The Hathras victim’s sister-in-law on Thursday accused local MP and Dalit BJP leader Rajveer Diler of conspiring at the state government’s behest to try and establish that the Dalit girl was subjected to “honour killing” by her own family.
The girl’s father underlined that his younger son and an accused had the same name and claimed the administration was portraying calls between brother and sister, among others, as those between the victim and the suspect to concoct a “love affair”.
The sister-in-law’s allegation came as a letter written purportedly by the four accused was circulated among the media and beamed by some TV channels. It claimed the Dalit girl’s family had killed her because she was in a relationship with one of the Rajput accused.
“The MP met the four accused in Hathras district jail on October 2, got a letter written by them, and is now circulating it among the media and members of the Rajput caste,” the sister-in-law said.
Diler denied the allegation. “I was passing by near the jail and received a call from someone who was there,” he told reporters on Thursday.

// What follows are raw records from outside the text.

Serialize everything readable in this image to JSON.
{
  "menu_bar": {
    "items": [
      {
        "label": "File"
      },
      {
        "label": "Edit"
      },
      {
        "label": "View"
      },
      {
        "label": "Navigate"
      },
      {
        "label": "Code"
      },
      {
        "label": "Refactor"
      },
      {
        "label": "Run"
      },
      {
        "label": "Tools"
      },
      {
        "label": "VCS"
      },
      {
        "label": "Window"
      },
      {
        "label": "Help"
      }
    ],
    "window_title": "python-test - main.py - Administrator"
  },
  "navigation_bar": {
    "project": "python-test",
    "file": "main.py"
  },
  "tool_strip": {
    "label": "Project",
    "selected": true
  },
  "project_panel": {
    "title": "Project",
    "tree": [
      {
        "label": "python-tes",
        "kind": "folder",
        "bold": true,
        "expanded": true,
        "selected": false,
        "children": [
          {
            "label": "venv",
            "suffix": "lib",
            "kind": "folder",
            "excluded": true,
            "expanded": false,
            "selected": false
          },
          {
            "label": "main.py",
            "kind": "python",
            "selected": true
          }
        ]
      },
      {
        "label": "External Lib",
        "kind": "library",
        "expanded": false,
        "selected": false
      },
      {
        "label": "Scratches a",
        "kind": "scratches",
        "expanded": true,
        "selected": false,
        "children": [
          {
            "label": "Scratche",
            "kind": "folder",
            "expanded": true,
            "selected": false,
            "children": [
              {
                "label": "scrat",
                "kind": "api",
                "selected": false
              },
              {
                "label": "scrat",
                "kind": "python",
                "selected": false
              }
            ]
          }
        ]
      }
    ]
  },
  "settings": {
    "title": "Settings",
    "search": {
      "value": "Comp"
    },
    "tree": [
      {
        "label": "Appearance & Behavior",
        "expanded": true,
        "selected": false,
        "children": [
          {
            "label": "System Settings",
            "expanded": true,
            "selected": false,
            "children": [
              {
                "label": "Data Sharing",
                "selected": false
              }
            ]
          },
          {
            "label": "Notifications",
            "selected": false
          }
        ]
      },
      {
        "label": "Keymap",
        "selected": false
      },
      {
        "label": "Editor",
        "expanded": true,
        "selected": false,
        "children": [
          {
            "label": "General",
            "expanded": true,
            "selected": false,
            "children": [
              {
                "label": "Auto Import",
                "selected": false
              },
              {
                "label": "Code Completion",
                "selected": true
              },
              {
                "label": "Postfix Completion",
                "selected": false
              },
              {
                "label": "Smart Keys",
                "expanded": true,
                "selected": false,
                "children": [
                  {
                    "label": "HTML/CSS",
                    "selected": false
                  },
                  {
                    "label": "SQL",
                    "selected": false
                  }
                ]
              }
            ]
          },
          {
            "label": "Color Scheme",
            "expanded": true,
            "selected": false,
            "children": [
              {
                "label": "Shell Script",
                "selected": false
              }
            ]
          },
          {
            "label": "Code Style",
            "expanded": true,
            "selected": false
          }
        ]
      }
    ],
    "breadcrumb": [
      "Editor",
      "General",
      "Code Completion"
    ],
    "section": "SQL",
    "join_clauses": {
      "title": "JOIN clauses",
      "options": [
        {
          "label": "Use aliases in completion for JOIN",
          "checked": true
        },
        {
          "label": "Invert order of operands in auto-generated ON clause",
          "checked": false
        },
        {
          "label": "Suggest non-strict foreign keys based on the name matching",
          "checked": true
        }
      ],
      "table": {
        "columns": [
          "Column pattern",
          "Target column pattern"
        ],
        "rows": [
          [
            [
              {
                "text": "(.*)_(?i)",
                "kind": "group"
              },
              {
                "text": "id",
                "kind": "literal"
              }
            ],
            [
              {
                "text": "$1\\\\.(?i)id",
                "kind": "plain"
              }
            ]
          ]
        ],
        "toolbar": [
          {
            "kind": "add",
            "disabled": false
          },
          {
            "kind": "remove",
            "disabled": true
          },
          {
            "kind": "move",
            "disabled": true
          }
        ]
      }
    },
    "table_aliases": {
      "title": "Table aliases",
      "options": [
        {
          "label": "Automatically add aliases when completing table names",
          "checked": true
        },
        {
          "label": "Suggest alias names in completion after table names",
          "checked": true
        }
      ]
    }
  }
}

“I sat in an officer’s cabin and met the staff member who had called me. I didn’t meet anybody lodged in the jail.”
According to the letter, one of the accused — the alleged boyfriend — and the girl had met in a millet field on September 14 and were seen by her mother and a brother. The letter alleges the enraged family then murdered the girl in an “honour killing”. It denies rape.
The sister-in-law said: “Yogi Adityanath’s government will never let it be known that Rajputs raped a Dalit sweeper’s daughter. So, the entire government machinery is working round the clock to save the accused.”
She added: “We know that justice comes at a cost in India. But we are going to fight the Rajputs to the end because God is with us.”
Name game
Officials have been showing reporters call details that suggest the “boyfriend” and one of the girl’s brothers exchanged 104 phone calls between October 2019 and March this year.
Claiming that the girl regularly used the brother’s phone and was involved in most of the conversations, the officials have been suggesting a “love affair” to discredit the gang-rape allegation and tarnish the girl’s reputation in the light of the prevalent patriarchal attitudes.
On Wednesday, the brother had admitted to a stray question that his sister often used his phone. However, the father put the record straight on Thursday.
“One of the jailed accused and my younger son have the same first name. The mobile number the government people are talking about (as registered in the name of the accused ‘boyfriend’) belongs to my son and the phone was always with him,” he said.
“There’s another mobile, also registered in the name of my younger son, which the rest of the family used. I and other family members used to speak to my son on that phone.”
The father said neither his daughter nor anyone else from the family had ever been in touch with the accused.
“My son or daughter never spoke to them on the phone. But the government is powerful and can prove anything,” he said.